The favorite of the American prisoners was what we called lougou. Lougou was a bowl of rice that was made like a cereal — very watery. You'd get maybe half a canteen cup of that. If you were very fortunate, and had made a contact or something, you might have a little sugar, brown sugar, to put on it. That was wonderful. If you didn't have that and you were really fortunate, you'd have salt ‹ rock salt.

Now we didn't get the best grade of rice. Sweepings off the floor ‹ more damn rocks in it than Carter had liver pills. This kid was eating his lougou, and I guess he chomped down on a piece of rock and broke his tooth. He goes in to the American Navy dentist. The dentist looked at his tooth and says, "How the devil did you do that?" "I'm eating my lougou, and there's a black spot in it," he says. "I thought it was the usual rat turd. I bit down on it. It was a rock."

We used to go on details from there. We'd go down to the docks in Manila. The Philip-pines, they're crazy for sewing machines ‹ Singer sewing machines — the treadle type. Every Filipino worth their salt had a sewing machine. So I guess the Japanese found the Singer warehouse. We were loading them on a Japanese freighter. We were loading cases of Spam and cases of bully beef and I don't know what else. Cases of whisky ‹ good whisky.

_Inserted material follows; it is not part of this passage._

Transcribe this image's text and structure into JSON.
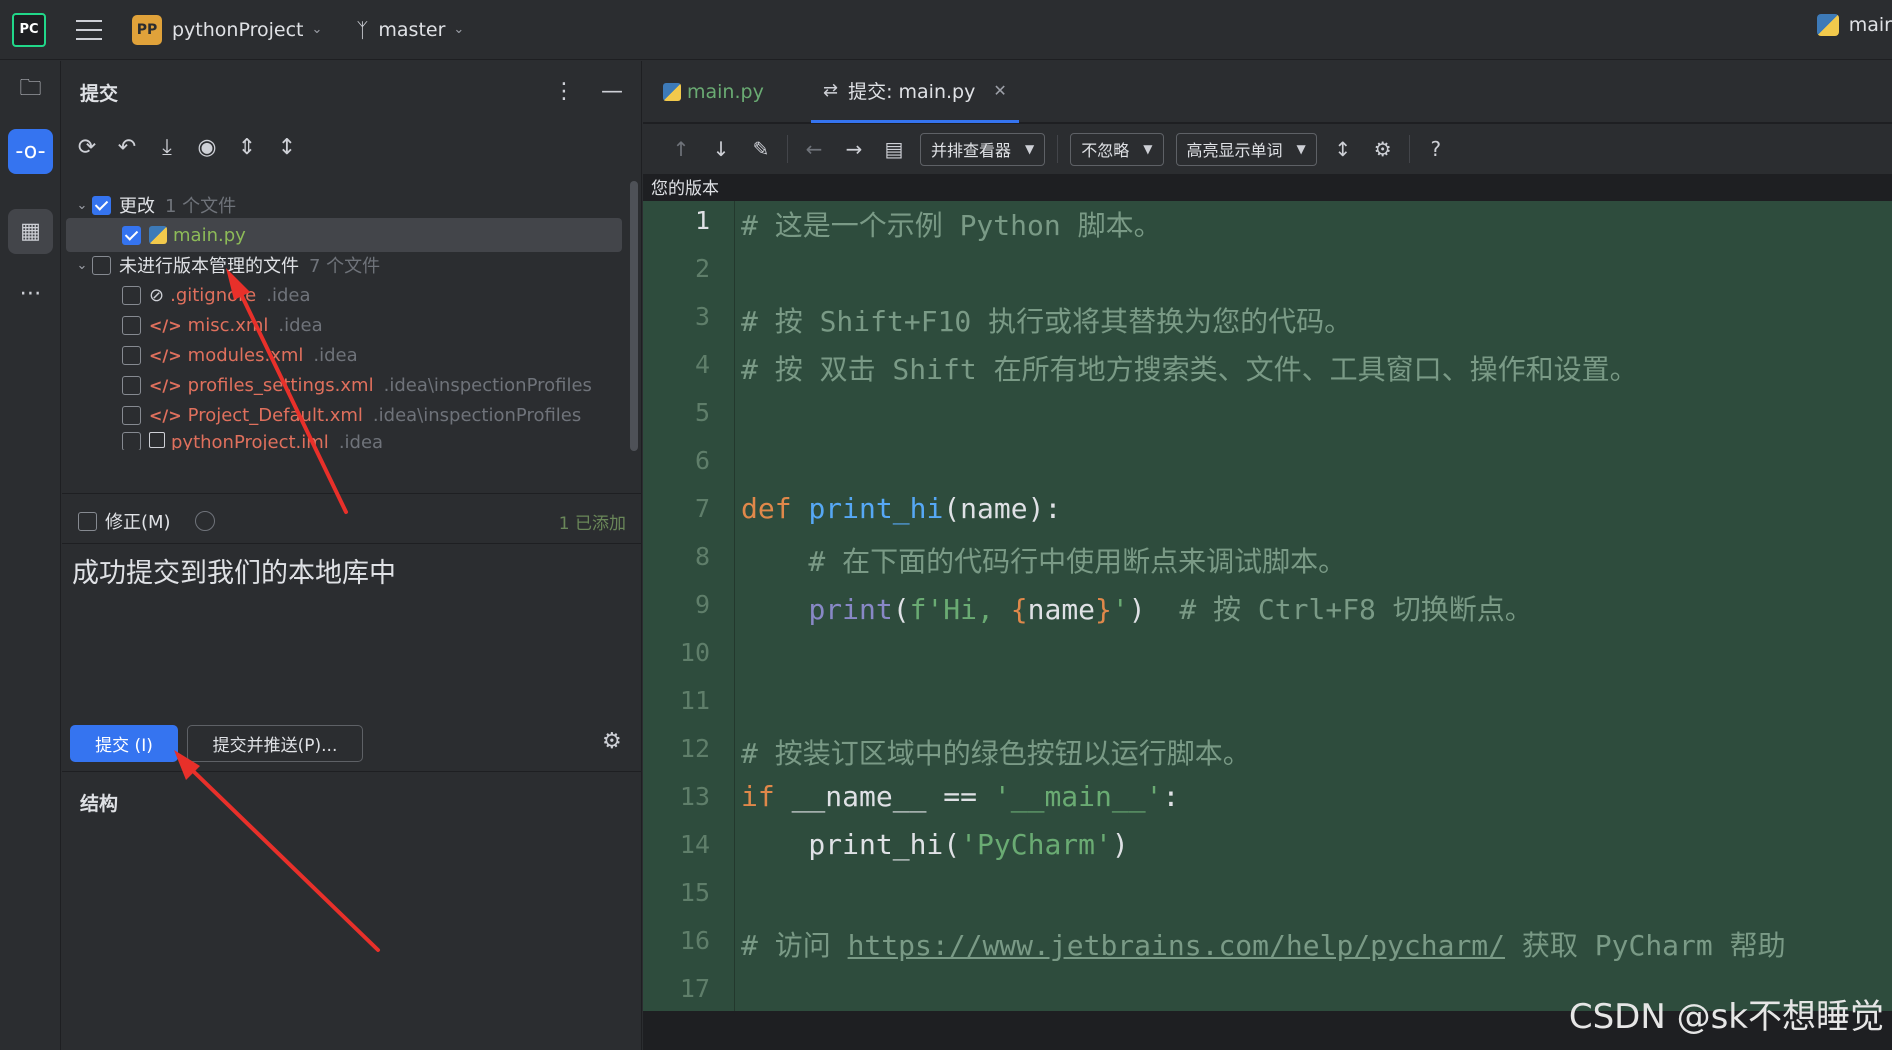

Now I'd always had a yen for soap. I came across this case with soap in it. I took a couple of bars of soap and put them in the top of my pants. Back aboard the ship, I had to bend down. A bar of soap fell out on the deck. I could've gotten shot. A Japanese seaman picked it up. He walked over to me and told me in perfect English, "Hide this. If you get caught, you're going to get the hell beaten out of you!"

Now we had a guy named Moe. He gets a case of whisky. He's down in the hold of the ship. He opens a bottle of whisky and proceeds to get plastered. We're scared. We've got to march back to the prison camp. That's a mile and a half. He's drunk. He's singing to beat hell. We told the Japanese, "He's got malaria." We got away with it.

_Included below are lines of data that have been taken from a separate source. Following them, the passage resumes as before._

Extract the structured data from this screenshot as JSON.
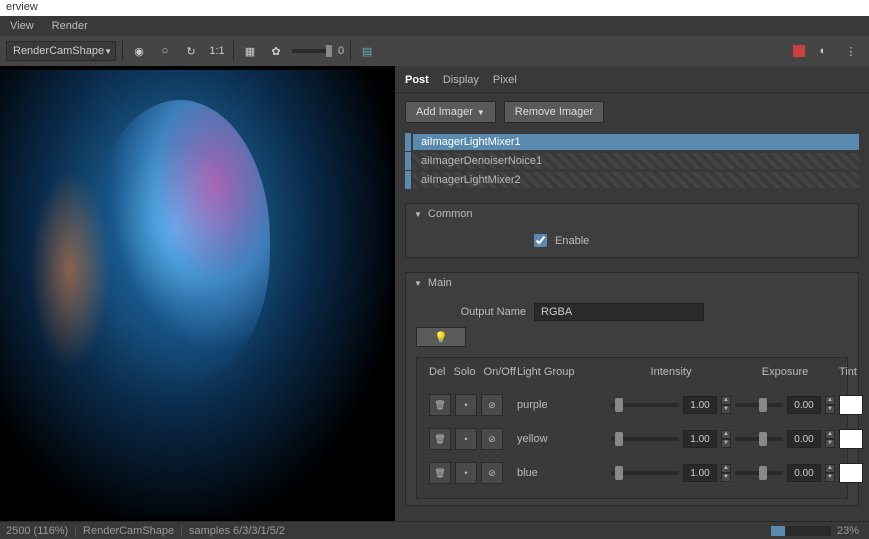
{
  "window": {
    "title": "erview"
  },
  "menu": {
    "view": "View",
    "render": "Render"
  },
  "toolbar": {
    "camera": "RenderCamShape",
    "zoom_label": "1:1",
    "slider_val": "0"
  },
  "tabs": {
    "post": "Post",
    "display": "Display",
    "pixel": "Pixel"
  },
  "buttons": {
    "add_imager": "Add Imager",
    "remove_imager": "Remove Imager"
  },
  "imagers": [
    {
      "name": "aiImagerLightMixer1",
      "selected": true
    },
    {
      "name": "aiImagerDenoiserNoice1",
      "selected": false
    },
    {
      "name": "aiImagerLightMixer2",
      "selected": false
    }
  ],
  "sections": {
    "common": {
      "title": "Common",
      "enable": "Enable"
    },
    "main": {
      "title": "Main",
      "output_label": "Output Name",
      "output_value": "RGBA"
    }
  },
  "grid": {
    "headers": {
      "del": "Del",
      "solo": "Solo",
      "onoff": "On/Off",
      "group": "Light Group",
      "intensity": "Intensity",
      "exposure": "Exposure",
      "tint": "Tint"
    },
    "rows": [
      {
        "group": "purple",
        "intensity": "1.00",
        "exposure": "0.00"
      },
      {
        "group": "yellow",
        "intensity": "1.00",
        "exposure": "0.00"
      },
      {
        "group": "blue",
        "intensity": "1.00",
        "exposure": "0.00"
      }
    ]
  },
  "status": {
    "res": "2500 (116%)",
    "camera": "RenderCamShape",
    "samples": "samples 6/3/3/1/5/2",
    "progress": "23%",
    "progress_pct": 23
  }
}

I went on one detail to build a training field for the Japanese right outside Nichols Field, an American airfield near Manila. They were going to convert rice paddies into a landing field. It was a rough detail. Some of the guys, rather than work, would hurt themselves. The standard deal was get a broken arm. Get a broken arm, you can't work. You take your buddy, take a pick handle, wrap a towel around your arm, and he'd whack your arm and break it. Crazy, huh? But they did it. Funny part of it was, they got caught. You know why? Most of the guys are righthanded. Guess which arm they were breaking. The left arm!

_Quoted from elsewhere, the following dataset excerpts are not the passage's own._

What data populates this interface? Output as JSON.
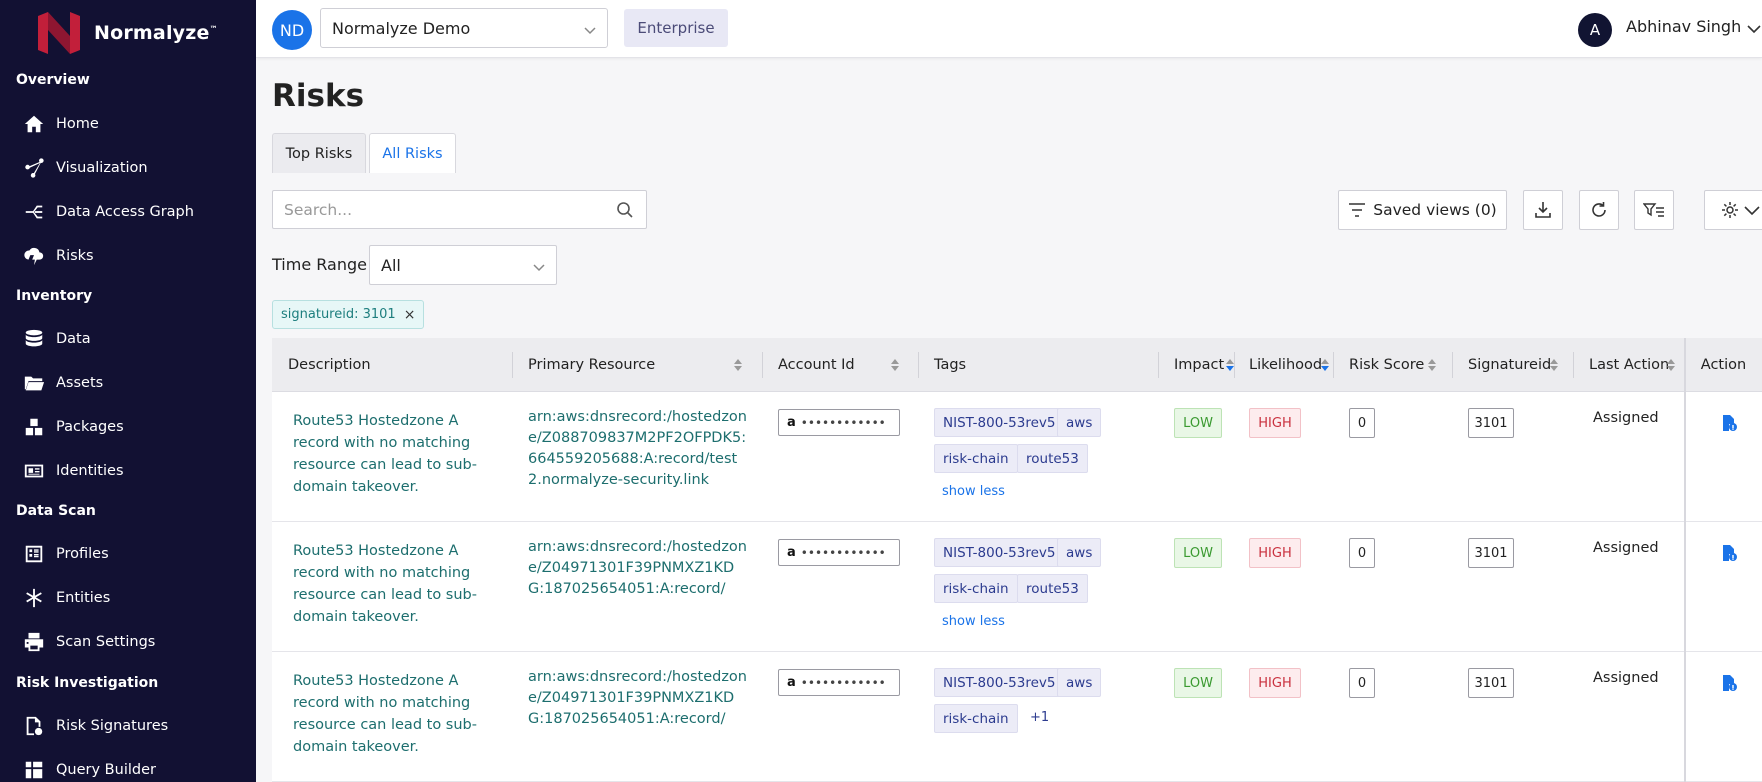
{
  "app": {
    "name": "Normalyze",
    "trademark": "™"
  },
  "sidebar": {
    "sections": [
      {
        "label": "Overview",
        "items": [
          {
            "label": "Home",
            "icon": "home-icon"
          },
          {
            "label": "Visualization",
            "icon": "visualization-icon"
          },
          {
            "label": "Data Access Graph",
            "icon": "graph-icon"
          },
          {
            "label": "Risks",
            "icon": "risk-cloud-icon"
          }
        ]
      },
      {
        "label": "Inventory",
        "items": [
          {
            "label": "Data",
            "icon": "database-icon"
          },
          {
            "label": "Assets",
            "icon": "folder-icon"
          },
          {
            "label": "Packages",
            "icon": "packages-icon"
          },
          {
            "label": "Identities",
            "icon": "id-card-icon"
          }
        ]
      },
      {
        "label": "Data Scan",
        "items": [
          {
            "label": "Profiles",
            "icon": "profiles-icon"
          },
          {
            "label": "Entities",
            "icon": "asterisk-icon"
          },
          {
            "label": "Scan Settings",
            "icon": "printer-icon"
          }
        ]
      },
      {
        "label": "Risk Investigation",
        "items": [
          {
            "label": "Risk Signatures",
            "icon": "signature-file-icon"
          },
          {
            "label": "Query Builder",
            "icon": "query-builder-icon"
          }
        ]
      }
    ]
  },
  "header": {
    "org_initials": "ND",
    "org_name": "Normalyze Demo",
    "plan": "Enterprise",
    "user_initial": "A",
    "user_name": "Abhinav Singh"
  },
  "page": {
    "title": "Risks",
    "tabs": [
      "Top Risks",
      "All Risks"
    ],
    "active_tab": "All Risks",
    "search_placeholder": "Search...",
    "saved_views_label": "Saved views (0)",
    "time_range_label": "Time Range",
    "time_range_value": "All",
    "filter_chip": "signatureid: 3101",
    "filter_remove": "×"
  },
  "colors": {
    "sidebar_bg": "#121133",
    "link_teal": "#1d6e6e",
    "accent_blue": "#1a73e8",
    "low_green": "#3a9a30",
    "high_red": "#c9303e"
  },
  "table": {
    "columns": [
      "Description",
      "Primary Resource",
      "Account Id",
      "Tags",
      "Impact",
      "Likelihood",
      "Risk Score",
      "Signatureid",
      "Last Action",
      "Action"
    ],
    "rows": [
      {
        "description": "Route53 Hostedzone A record with no matching resource can lead to sub-domain takeover.",
        "resource": "arn:aws:dnsrecord:/hostedzone/Z088709837M2PF2OFPDK5:664559205688:A:record/test2.normalyze-security.link",
        "account_id": "••••••••••••",
        "tags": [
          "NIST-800-53rev5",
          "aws",
          "risk-chain",
          "route53"
        ],
        "tags_toggle": "show less",
        "impact": "LOW",
        "likelihood": "HIGH",
        "risk_score": "0",
        "signatureid": "3101",
        "last_action": "Assigned"
      },
      {
        "description": "Route53 Hostedzone A record with no matching resource can lead to sub-domain takeover.",
        "resource": "arn:aws:dnsrecord:/hostedzone/Z04971301F39PNMXZ1KDG:187025654051:A:record/",
        "account_id": "••••••••••••",
        "tags": [
          "NIST-800-53rev5",
          "aws",
          "risk-chain",
          "route53"
        ],
        "tags_toggle": "show less",
        "impact": "LOW",
        "likelihood": "HIGH",
        "risk_score": "0",
        "signatureid": "3101",
        "last_action": "Assigned"
      },
      {
        "description": "Route53 Hostedzone A record with no matching resource can lead to sub-domain takeover.",
        "resource": "arn:aws:dnsrecord:/hostedzone/Z04971301F39PNMXZ1KDG:187025654051:A:record/",
        "account_id": "••••••••••••",
        "tags": [
          "NIST-800-53rev5",
          "aws",
          "risk-chain"
        ],
        "tags_more": "+1",
        "impact": "LOW",
        "likelihood": "HIGH",
        "risk_score": "0",
        "signatureid": "3101",
        "last_action": "Assigned"
      }
    ]
  }
}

The worst thing I saw, this kid from the South... They had brought airplanes in at this time. They had revetments they used to make out of sod. We dig up the sod with picks. This kid, he's barefoot. He takes a pick and drives it through his foot! How much can you tolerate to get out of working? Right through his foot!

We had no idea how the war was going until a Navy task force hit Manila. We were out working on a detail getting stone for the airfield runway — we looked up in the heavens and saw planes and heard machine guns. It was the time of day the Japanese normally sent a big plane out somewhere. All hell was breaking loose. There's fighters up there going crazy. This buddy of mine, Bourdean — a brilliant man, but not much common sense — he gets hold of a Japanese guard and says, "American skogie. Skogie tak-san." American planes, a lot of them. Then he says, "Joto." That was his mistake — that meant "very good." The guard side-swiped him with his rifle butt.

The American planes came so close to us, the Navy fighters, that the American pilots waved to us.

The next thing we knew, we were headed for Japan.